Is $Q( (1 + \frac{1}{2})^{2}, (1 + \frac{1}{3})^{3}, (1 + \frac{1}{4})^4, \ldots )$ an algebraic extension of $Q$?

Question

Each of $(1 + \frac{1}{n})^n$ is in $Q$, but is the given extension algebraic? Is the extension just equal to $Q$?

Answer 1

As @Wojowu notes, my specified extension is easily seen to be equal to $Q$ and thus an algebraic extension of $Q$. What follows is a generalization of concepts discussed in the comments above.

Suppose $A$ is a set of elements algebraic over a field $F$. I show that $F(A)$, the smallest field which contains $F$ and $A$ is an algebraic extension of $F$, by showing that $F(A) = \bigcup_{a \in A} F(a)$, and then showing that $\bigcup_{a \in A} F(a)$ is algebraic.

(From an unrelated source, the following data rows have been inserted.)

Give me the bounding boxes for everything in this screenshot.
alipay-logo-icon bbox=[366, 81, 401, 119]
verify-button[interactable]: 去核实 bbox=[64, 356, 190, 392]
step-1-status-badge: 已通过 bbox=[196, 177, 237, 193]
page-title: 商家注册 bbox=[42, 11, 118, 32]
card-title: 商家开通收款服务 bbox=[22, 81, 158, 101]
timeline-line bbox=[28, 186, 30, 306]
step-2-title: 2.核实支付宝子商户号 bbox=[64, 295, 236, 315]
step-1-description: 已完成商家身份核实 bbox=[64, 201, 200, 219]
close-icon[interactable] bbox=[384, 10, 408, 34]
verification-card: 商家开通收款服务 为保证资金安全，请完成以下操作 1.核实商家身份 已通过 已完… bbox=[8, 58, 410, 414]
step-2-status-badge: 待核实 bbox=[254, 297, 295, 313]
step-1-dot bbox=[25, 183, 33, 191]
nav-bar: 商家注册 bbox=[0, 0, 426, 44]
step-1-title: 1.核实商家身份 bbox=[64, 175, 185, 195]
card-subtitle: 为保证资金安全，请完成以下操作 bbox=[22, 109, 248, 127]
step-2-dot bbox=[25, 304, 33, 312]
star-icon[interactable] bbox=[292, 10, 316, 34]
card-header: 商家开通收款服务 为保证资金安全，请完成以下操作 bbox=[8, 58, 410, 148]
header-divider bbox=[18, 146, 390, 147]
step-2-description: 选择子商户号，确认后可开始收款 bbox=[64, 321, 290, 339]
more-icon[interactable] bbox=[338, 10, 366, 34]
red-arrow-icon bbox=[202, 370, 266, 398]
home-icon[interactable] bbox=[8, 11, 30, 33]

Let $K = \bigcup_{a \in A} F(a)$. If $x \in K$, then $x \in F(a)$ for some $a \in A$, so $x \in F(A)$ and $K \subseteq F(A)$.

Since $F \subseteq K$ and $a \in K$ for each $a \in A$, we have $F(A) \subseteq K$ by minimality. So $K = F(A)$, and K is algebraic because the union of algebraic extensions is an algebraic extension.